In inferential statistics, hypotheses are formed as tentative answers to research questions. Statistical hypothetical testing allows us to evaluate hypotheses about population parameters based on sample statistics. The type of testing varies according to the level of measurement of the variables involved. If a population parameter is hypothesized to be greater than or less than some value, a one-tailed test is used. When no direction is indicated in the research hypothesis, a two-tailed test is used. A two-tailed test will show whether or not there is a difference in the values of the variables involved.

Step 1

Gather the data for the population parameters. Determine if there is a theoretical basis which indicates a specified difference in direction for the parameters. A specified difference would be indicated by stating that the value of one variable is higher or lower than that of the other variable. This information allows you to decide if a two-tailed test is appropriate.

Step 2

Make assumptions regarding the variable’s level of measurement, the method of sampling, the sample size, and the population parameters. Use these assumptions to formulate your hypotheses. Your first hypothesis will be your research hypothesis, or H1. This hypothesis states the difference in the variables of the population parameter.
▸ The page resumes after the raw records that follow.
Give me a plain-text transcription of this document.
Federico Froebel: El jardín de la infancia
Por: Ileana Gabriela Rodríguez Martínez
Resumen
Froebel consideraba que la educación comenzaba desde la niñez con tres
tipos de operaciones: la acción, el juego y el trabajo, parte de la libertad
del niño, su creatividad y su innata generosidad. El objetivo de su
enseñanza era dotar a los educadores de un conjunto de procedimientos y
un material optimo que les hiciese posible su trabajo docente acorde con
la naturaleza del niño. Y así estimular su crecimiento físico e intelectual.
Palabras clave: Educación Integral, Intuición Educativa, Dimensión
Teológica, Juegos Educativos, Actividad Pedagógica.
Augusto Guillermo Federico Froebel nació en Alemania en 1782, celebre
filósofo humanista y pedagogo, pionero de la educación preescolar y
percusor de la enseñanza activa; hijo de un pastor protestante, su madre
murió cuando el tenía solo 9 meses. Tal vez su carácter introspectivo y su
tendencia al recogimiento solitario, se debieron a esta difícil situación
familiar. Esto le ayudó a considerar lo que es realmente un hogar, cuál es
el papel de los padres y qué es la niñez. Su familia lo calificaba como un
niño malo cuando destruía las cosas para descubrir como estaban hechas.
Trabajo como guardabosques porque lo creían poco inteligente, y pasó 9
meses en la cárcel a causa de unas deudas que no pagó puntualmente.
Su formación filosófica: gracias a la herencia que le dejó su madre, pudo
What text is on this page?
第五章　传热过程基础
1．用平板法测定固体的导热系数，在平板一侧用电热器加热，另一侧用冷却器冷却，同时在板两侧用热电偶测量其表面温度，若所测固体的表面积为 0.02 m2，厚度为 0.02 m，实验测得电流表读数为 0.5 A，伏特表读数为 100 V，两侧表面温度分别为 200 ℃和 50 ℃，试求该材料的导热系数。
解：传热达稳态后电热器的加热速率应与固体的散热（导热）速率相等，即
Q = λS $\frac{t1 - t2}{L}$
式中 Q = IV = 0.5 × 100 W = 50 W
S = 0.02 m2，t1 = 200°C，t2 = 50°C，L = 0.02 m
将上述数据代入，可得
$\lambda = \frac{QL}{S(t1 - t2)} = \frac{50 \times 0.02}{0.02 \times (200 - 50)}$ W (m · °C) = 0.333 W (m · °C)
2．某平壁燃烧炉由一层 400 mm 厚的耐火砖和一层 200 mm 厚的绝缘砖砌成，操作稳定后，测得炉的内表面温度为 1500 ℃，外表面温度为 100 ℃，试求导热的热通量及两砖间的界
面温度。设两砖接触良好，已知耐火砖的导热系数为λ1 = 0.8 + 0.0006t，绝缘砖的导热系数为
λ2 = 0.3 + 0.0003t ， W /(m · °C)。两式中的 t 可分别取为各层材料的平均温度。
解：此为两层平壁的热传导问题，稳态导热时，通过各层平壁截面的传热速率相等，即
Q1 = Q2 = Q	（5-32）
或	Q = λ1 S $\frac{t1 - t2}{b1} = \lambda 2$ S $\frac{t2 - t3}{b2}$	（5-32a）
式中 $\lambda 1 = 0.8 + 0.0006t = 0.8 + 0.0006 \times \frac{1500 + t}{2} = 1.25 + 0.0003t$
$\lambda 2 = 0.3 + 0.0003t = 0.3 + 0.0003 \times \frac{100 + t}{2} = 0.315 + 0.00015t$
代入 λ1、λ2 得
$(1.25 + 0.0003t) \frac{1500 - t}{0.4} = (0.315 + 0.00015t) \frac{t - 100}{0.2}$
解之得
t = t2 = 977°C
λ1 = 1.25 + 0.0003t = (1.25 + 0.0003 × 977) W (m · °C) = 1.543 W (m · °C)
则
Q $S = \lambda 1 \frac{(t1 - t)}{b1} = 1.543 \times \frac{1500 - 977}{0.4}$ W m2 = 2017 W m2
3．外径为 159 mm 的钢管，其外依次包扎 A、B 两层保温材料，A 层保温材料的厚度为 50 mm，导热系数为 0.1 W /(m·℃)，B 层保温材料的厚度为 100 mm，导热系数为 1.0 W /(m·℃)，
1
Your second hypothesis will be your null hypothesis, or H0. This hypothesis contradicts the research hypothesis and states that there is no difference between the population mean and a specified value.

Step 3

Calculate the test statistics of alpha. Alpha is the level of probability at which the null hypothesis is rejected. The alpha is customarily set at the .05, .01, or .001 levels, meaning that there will be a margin of error of 5%, 1%, or .1%. For a two-tailed test, divide the value of alpha by 2 and compare it with the Z-statistic if the standard deviation is known or the t-statistic if the standard deviation is not known.

Step 4

Test the null hypothesis to determine if there is a difference between the population parameter. The objective is to reject the null hypothesis in order to provide support for the research hypothesis. When the probability value is less than the alpha, we reject the null hypothesis and support the research hypothesis. When the probability value is greater than the alpha, we fail to reject the null hypothesis.